Diabetic Coma: Causes, Concerns, & Avoidance
The diabetic coma is the unconsciousness of a diabetic individual caused by the prolonged presence of extreme blood sugar levels including hyperglycemia (high blood sugar) and hypoglycemia (low blood sugar). Typically the risk associated with diabetic coma is rather small because there are certain signs and symptoms correlated with its presence, in addition to various ways to avoid the condition altogether. However, all individuals with diabetes are at risk.
Diabetic Coma and Hyperglycemia: Signs and Symptoms
Hyperglycemia, also known as high blood sugar, occurs when excess amounts of sugar within the bloodstream are present. This excess sugar can not be regulated by diabetics due to the body's inability to produce or properly utilize insulin. Hyperglycemia is typically associated with several signs and symptoms.
- Dry Mouth
- Increased Thirst
- Frequent Urination
- Shortness of Breath
Diabetic Coma and Hypoglycemia: Signs and Symptoms
Hypoglycemia, also known as low blood sugar, occurs when there is not an adequate supply of sugar in the blood stream for proper functioning of the cells. Hypoglycemia is typically associated with several signs and symptoms.
- Increased Hunger
- Anxiety & Nervousness
- Increased Perspiration
Diabetic Coma: Causes
All diabetic comas are caused by the presence of extreme blood sugar levels. It is the prolonged presence of these extreme blood sugar levels that can lead to the development of certain conditions correlated with diabetic coma. If a diabetic coma is not treated in a timely manner, brain damage can occur, and in some cases may serve to be fatal. There are three particular cases responsible for diabetic comas including diabetic ketoacidosis, hypoglycemia, and diabetic hyperosmolar syndrome.
Diabetic ketoacidosis occurs when the muscle cells are starved for energy. This results in a bodily response of breaking down reservations of fat releasing ketones that are harmful to the body.

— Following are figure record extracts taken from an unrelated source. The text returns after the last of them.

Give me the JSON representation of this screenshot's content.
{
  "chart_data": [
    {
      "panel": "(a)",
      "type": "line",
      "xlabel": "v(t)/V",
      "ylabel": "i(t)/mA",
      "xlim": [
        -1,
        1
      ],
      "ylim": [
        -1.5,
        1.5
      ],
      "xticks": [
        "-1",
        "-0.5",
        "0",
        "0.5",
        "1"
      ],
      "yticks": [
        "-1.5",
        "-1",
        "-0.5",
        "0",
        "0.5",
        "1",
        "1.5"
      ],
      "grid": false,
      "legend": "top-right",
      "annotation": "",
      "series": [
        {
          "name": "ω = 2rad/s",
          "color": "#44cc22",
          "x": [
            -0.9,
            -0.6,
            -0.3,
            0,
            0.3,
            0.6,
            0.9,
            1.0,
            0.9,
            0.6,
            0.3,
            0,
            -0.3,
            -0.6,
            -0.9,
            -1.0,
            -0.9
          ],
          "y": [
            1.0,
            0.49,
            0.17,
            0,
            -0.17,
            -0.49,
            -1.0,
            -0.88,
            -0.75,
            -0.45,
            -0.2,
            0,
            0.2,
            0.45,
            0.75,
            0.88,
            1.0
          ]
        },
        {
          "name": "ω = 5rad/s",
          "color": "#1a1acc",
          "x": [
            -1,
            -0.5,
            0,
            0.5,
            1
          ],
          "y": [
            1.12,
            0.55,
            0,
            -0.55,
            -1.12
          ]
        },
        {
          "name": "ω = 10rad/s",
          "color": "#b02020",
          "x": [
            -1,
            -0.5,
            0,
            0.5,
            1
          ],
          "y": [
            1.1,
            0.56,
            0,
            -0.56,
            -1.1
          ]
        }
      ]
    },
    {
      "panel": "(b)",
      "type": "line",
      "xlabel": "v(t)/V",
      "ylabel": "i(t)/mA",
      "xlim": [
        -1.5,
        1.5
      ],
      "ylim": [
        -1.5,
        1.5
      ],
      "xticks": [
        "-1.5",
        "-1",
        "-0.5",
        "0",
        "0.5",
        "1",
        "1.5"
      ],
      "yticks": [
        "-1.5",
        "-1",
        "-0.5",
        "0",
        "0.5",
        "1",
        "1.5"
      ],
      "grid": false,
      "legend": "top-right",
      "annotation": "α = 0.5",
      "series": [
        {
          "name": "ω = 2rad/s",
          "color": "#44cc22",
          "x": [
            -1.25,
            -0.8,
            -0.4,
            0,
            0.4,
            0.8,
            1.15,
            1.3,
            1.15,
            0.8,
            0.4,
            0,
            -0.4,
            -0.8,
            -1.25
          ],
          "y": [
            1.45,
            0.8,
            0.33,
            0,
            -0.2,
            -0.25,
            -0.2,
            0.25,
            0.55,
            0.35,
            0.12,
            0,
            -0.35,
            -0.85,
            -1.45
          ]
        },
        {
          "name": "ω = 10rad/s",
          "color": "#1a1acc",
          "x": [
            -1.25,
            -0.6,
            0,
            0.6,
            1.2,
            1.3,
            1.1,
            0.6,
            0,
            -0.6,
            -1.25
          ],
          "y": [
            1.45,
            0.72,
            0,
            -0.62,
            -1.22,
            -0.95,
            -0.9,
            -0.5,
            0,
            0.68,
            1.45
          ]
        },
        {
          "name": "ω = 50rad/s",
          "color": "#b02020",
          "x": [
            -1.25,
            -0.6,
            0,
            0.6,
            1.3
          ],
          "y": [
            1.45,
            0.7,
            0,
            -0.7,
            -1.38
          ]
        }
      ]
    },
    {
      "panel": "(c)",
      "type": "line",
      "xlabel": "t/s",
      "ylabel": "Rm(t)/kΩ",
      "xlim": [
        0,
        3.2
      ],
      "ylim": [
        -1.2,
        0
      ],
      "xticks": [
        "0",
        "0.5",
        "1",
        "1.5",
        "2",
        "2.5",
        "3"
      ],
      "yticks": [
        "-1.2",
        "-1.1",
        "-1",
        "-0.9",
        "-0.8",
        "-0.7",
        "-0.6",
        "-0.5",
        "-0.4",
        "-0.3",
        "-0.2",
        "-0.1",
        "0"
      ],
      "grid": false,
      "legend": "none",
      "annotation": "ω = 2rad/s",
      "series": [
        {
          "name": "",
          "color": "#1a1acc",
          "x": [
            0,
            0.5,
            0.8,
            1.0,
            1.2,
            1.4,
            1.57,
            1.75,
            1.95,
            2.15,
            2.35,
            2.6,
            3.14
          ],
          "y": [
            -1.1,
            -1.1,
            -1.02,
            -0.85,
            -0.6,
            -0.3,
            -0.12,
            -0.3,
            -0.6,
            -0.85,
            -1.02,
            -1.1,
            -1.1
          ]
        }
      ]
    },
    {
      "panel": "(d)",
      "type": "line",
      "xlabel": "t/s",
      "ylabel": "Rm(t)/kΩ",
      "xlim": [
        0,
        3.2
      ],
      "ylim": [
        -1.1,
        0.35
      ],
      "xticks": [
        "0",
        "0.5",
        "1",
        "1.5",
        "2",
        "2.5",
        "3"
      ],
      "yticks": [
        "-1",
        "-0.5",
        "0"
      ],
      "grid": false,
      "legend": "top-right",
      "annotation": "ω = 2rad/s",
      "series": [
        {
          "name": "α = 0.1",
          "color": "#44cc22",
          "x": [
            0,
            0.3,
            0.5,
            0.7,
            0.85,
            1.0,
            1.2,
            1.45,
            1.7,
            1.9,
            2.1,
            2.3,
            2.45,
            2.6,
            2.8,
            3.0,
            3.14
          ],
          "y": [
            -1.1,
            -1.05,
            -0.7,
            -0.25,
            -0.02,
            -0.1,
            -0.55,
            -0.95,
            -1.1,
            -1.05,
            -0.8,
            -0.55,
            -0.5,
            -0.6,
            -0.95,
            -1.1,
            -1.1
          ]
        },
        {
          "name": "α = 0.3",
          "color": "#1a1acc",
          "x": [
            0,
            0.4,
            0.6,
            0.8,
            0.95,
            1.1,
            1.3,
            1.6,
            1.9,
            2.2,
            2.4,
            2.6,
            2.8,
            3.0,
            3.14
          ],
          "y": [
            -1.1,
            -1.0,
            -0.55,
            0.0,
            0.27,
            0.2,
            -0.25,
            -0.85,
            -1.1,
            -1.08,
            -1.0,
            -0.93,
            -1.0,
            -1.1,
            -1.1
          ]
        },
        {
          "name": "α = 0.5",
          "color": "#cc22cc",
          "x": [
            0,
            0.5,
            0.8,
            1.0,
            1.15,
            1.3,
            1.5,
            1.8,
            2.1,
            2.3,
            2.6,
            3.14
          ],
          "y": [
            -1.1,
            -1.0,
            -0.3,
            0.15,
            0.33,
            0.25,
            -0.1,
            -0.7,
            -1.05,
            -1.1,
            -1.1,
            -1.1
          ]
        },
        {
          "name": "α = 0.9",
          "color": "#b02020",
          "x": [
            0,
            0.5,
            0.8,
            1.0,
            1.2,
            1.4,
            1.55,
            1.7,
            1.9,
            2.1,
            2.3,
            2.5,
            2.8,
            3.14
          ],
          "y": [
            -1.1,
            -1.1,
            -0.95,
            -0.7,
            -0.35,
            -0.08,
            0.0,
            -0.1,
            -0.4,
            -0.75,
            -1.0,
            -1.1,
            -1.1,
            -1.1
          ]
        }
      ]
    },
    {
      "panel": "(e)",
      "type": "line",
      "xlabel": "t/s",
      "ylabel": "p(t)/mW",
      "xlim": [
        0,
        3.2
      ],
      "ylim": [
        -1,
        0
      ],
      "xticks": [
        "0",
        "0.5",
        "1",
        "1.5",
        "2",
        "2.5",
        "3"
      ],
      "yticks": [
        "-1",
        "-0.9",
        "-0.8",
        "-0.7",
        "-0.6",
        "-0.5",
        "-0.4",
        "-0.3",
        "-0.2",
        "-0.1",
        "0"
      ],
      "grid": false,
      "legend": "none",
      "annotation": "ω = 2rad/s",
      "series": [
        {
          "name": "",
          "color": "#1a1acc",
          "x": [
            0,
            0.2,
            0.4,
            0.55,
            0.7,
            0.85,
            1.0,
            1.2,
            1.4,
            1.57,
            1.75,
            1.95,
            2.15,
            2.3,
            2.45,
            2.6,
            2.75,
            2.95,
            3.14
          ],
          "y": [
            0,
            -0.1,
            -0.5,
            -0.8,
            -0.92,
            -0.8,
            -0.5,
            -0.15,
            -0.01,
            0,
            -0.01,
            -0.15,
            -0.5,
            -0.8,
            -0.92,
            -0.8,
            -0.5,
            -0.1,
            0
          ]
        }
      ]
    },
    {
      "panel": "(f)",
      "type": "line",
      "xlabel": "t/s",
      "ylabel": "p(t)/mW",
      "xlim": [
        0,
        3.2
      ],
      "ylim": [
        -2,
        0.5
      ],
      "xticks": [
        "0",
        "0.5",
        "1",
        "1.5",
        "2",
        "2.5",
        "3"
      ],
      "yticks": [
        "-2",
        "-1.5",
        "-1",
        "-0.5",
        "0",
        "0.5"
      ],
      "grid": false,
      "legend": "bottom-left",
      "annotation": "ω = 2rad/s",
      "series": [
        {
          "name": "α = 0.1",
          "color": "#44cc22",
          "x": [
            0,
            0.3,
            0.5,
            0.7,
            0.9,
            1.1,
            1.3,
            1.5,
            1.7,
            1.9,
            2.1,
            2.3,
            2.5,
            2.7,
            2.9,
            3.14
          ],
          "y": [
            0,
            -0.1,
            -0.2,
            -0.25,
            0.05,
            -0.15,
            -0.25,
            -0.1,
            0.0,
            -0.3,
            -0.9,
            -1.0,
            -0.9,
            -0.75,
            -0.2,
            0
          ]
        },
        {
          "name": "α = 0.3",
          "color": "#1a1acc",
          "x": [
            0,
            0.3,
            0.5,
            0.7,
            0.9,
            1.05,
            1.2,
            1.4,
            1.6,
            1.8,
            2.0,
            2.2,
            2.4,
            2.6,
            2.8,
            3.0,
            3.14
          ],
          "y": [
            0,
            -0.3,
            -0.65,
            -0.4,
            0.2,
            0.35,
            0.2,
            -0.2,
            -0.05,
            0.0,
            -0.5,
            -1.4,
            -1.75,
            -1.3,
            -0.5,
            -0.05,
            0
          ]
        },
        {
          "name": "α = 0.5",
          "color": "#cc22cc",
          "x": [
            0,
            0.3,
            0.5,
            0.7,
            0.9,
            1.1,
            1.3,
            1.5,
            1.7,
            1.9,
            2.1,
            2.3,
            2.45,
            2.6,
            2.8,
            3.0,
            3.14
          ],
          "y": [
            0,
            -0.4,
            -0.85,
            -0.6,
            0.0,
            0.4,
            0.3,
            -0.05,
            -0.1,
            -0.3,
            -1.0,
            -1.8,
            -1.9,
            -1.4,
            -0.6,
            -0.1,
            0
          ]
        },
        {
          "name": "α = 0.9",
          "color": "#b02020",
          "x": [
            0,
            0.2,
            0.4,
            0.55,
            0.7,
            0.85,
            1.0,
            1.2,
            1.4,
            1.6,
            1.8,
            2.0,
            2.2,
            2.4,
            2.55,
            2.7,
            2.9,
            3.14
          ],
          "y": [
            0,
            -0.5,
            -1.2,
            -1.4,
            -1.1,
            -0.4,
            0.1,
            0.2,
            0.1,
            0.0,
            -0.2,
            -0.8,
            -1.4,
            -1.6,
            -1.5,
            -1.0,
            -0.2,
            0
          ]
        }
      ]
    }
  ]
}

Hypoglycemia can cause a diabetic individual to become unconscious, as the brain must have adequate amounts of sugar for proper function. Hypoglycemia is most common with individuals that do not correctly take medications or skip meals. However, excessive alcohol consumption and vigorous exercise can cause hypoglycemia as well.
Diabetic Hyperosmolar Syndrome
Diabetic hyperosmolar syndrome is associated with an extremely high blood sugar. Extreme amounts of sugar in the blood can change its consistency, making it thicker. The excess sugar must be excreted through the urine, causing the increased sensations for urination, causing large amounts of fluid loss. If not treated in a timely manner, this fluid loss can lead to dehydration and loss of consciousness.
Diabetic Coma: Prevention
There are several effective methods for the prevention of diabetic coma. The majority of these ways simply follow the day to day control of your diabetes.
- Monitor your blood sugars: Your physician will recommend a certain amount of testing dependent upon individual circumstances.
- Medication Use: If you have been prescribed medications, take them as directed.
- Meal Planning: This is essential; follow your meal plan for proper blood sugar maintenance.
- Education: Educate your friends and family of your condition, and when, where, and who to contact during emergencies.
- Medical Identification: There are ID bracelets and necklaces to alert medical personnel that you are diabetic. This is important information.